Sugar Cookie Bars are a quick and easy way to make the classic cut-out cookies without all the work. Just mix, press, bake, and frost for a thick and chewy sweet treat topped with colorful sprinkles
Preheat the oven to 350* F. Line an 8x8 inch baking pan with a piece of parchment paper with enough to overhang the sides. This allows you to easily remove the sugar cookie bars from the pan once baked.
In a large mixing bowl beat the unsalted butter and granulated sugar, on medium speed with a hand mixer, for 2 minutes or until smooth and fluffy.
To the butter mixture add the whole egg, egg yolk and vanilla extract. Continue to beat the mixture for another minute or until all the ingredients are combined.
In a small bowl add the all-purpose flour, cornstarch, baking powder and salt. Stir to combine.
Add the dry ingredients to the wet ingredients and beat for 1-2 minutes or until your dough is thoroughly combined. It will be a thick dough.

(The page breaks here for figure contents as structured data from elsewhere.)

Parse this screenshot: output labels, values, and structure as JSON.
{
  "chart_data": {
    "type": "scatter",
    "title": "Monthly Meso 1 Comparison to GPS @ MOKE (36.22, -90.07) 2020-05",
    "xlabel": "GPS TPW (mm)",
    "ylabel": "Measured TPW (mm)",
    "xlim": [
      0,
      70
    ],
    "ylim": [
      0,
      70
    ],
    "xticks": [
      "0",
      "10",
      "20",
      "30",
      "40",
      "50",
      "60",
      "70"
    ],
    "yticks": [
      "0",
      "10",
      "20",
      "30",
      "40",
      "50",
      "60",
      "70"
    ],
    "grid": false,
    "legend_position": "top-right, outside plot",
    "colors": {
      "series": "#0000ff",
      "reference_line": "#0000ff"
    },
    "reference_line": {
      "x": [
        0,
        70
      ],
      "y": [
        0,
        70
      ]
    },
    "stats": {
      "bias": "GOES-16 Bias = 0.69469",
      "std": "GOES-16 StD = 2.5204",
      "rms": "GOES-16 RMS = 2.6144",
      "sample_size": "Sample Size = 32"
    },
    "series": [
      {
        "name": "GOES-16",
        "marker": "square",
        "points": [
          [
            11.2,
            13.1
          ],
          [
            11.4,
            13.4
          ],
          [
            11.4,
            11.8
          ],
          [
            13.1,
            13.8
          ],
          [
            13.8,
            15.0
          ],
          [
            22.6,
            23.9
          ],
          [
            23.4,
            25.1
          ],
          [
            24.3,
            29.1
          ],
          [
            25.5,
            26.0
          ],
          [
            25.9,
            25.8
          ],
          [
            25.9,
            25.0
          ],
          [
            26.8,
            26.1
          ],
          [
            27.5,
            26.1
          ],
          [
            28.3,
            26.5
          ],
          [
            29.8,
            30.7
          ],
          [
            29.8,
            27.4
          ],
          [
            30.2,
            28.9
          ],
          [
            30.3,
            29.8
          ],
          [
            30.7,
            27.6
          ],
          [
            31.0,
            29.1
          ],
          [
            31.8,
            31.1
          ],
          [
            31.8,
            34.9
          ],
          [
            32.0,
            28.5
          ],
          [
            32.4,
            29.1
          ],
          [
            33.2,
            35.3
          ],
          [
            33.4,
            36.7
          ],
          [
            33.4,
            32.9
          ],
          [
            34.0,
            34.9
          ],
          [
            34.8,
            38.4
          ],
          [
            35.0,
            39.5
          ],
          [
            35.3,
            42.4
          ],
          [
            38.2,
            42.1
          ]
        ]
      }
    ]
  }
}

Press your sugar cookie bar dough into the bottom of the prepared pan. You may need to lightly wet your fingertips with cool water to help push the dough into an even layer. The water helps keep the dough from sticking to your fingers as you press it into the pan.
Bake the sugar cookie bars for 25-30 minutes or until the edges are lightly golden. You will want to slightly under bake these cookie bars to get that chewy center.

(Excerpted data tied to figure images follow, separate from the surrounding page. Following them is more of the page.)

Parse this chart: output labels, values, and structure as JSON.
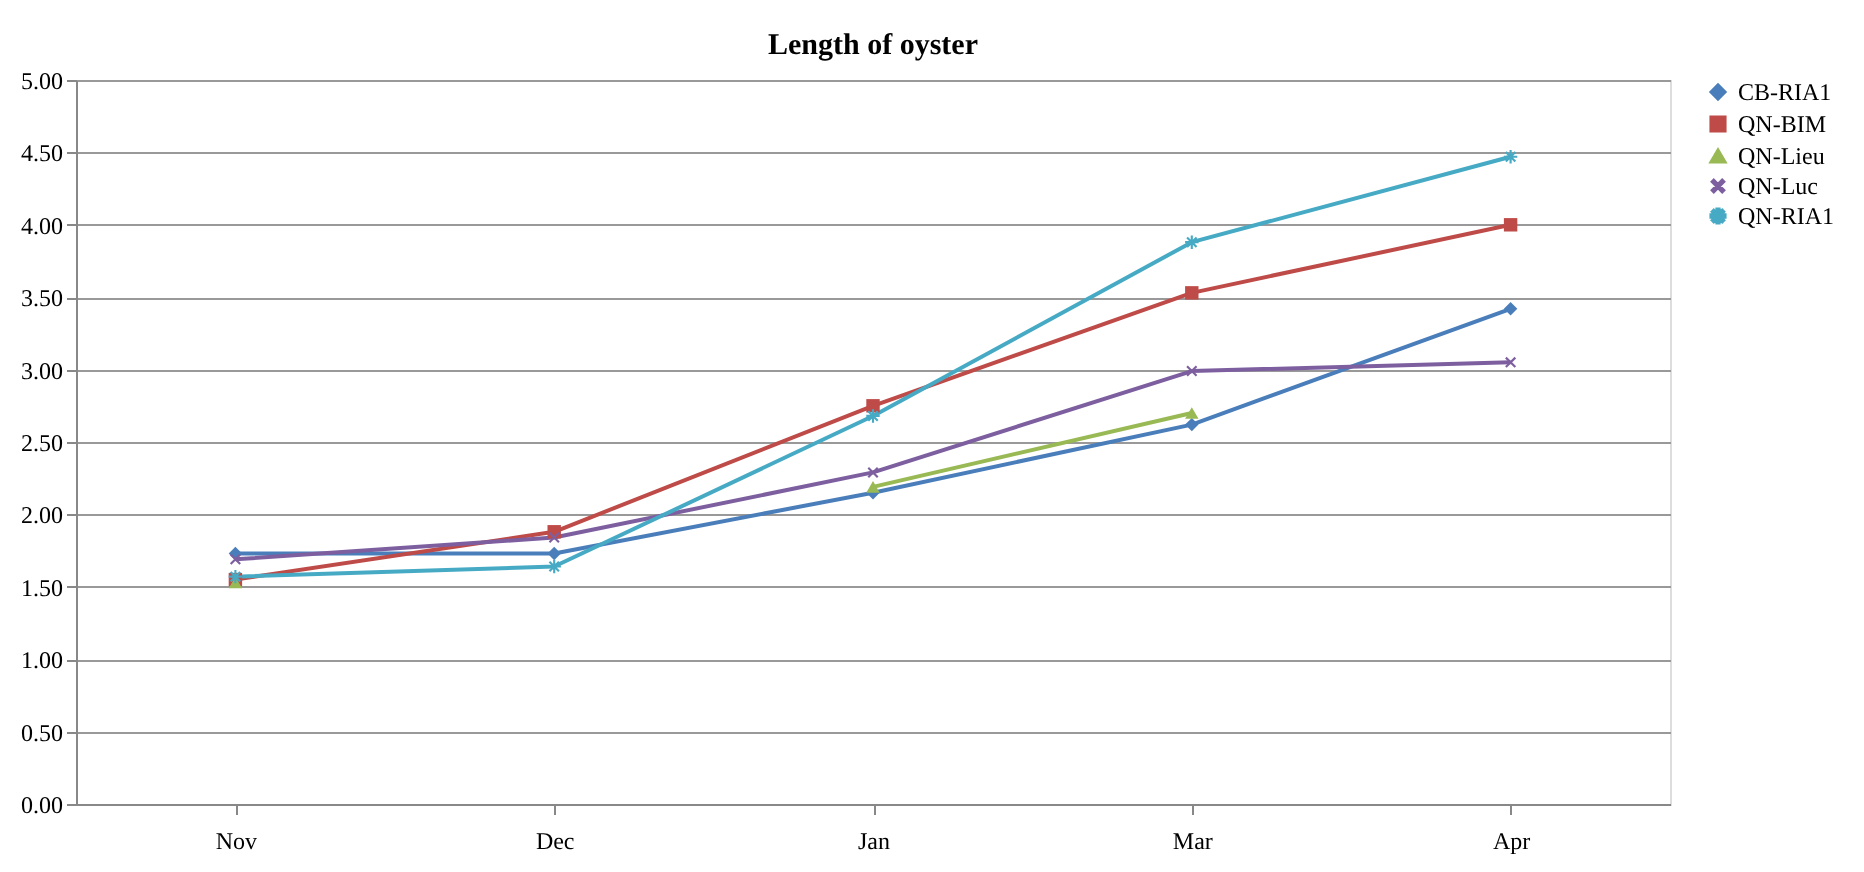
{
  "chart_data": {
    "type": "line",
    "title": "Length of oyster",
    "categories": [
      "Nov",
      "Dec",
      "Jan",
      "Mar",
      "Apr"
    ],
    "series": [
      {
        "name": "CB-RIA1",
        "color": "#4a7ebb",
        "marker": "diamond",
        "values": [
          1.73,
          1.73,
          2.15,
          2.62,
          3.42
        ]
      },
      {
        "name": "QN-BIM",
        "color": "#be4b48",
        "marker": "square",
        "values": [
          1.55,
          1.88,
          2.75,
          3.53,
          4.0
        ]
      },
      {
        "name": "QN-Lieu",
        "color": "#98b954",
        "marker": "triangle",
        "values": [
          1.53,
          null,
          2.19,
          2.7,
          null
        ]
      },
      {
        "name": "QN-Luc",
        "color": "#7d5fa0",
        "marker": "cross",
        "values": [
          1.69,
          1.84,
          2.29,
          2.99,
          3.05
        ]
      },
      {
        "name": "QN-RIA1",
        "color": "#46aac5",
        "marker": "star",
        "values": [
          1.57,
          1.64,
          2.68,
          3.88,
          4.47
        ]
      }
    ],
    "ylim": [
      0,
      5
    ],
    "yticks": [
      {
        "value": 0,
        "label": "0.00"
      },
      {
        "value": 0.5,
        "label": "0.50"
      },
      {
        "value": 1,
        "label": "1.00"
      },
      {
        "value": 1.5,
        "label": "1.50"
      },
      {
        "value": 2,
        "label": "2.00"
      },
      {
        "value": 2.5,
        "label": "2.50"
      },
      {
        "value": 3,
        "label": "3.00"
      },
      {
        "value": 3.5,
        "label": "3.50"
      },
      {
        "value": 4,
        "label": "4.00"
      },
      {
        "value": 4.5,
        "label": "4.50"
      },
      {
        "value": 5,
        "label": "5.00"
      }
    ],
    "grid": "y",
    "legend": "right",
    "line_style": "solid"
  }
}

Allow your sugar cookie bars to cool completely in the pan, on the counter, before lifting the cookie bar out and frosting them.
While the sugar cookie bars are cooling you can make the frosting by adding the unsalted butter to a medium bowl and beating it on medium speed for 1-2 minutes with a handheld mixer.
To the butter add 1 cup powdered sugar and beat to combine then add 1 tablespoon heavy cream and continue beating, on medium speed, until smooth.
Add the remaining 1 cup of powdered sugar, beat again to combine then add the remaining 1 tablespoon heavy cream, vanilla extract, salt and liquid red food coloring. Beat for an additional 1-2 minutes or until the frosting is light and fluffy and all the food coloring has been completely incorporated.
Top the cooled sugar cookie bar with the frosting and spread it into an even layer using an offset spatula. You can garnish your sugar cookie bars with rainbow sprinkles before slicing and serving.
Notes
Storage:
To Store: You can store these sugar cookie bars in a covered container, in a single layer, in the refrigerator for up to 4-5 days.
To Freeze: You can freeze the baked and cooled cookie bars, tightly wrapped in plastic wrap for up to 1 month in the freezer. Thaw your cookie bars in the refrigerator while you make a fresh batch of frosting. You can then frost, slice and serve your sugar cookie bars.
Tips:
I used a liquid red food coloring for my frosting but a gel food coloring would work just as well. However, you will want to start with just a drop or two first to see if you get your desired shade of pink before adding more.
Remember that gel food coloring is more concentrated than the liquid so you will not need as much in your frosting.
You can change your color of frosting, and choice of sprinkles, to match any theme you may have as these make a great dessert for any party.
Make sure your butter is room temperature when making the frosting for the easiest and smoothest spread.
Cream or half-and-half is preferred for creamiest, fluffiest frosting. Keeping that in mind, milk would be an OK substitute if you do not have either on hand.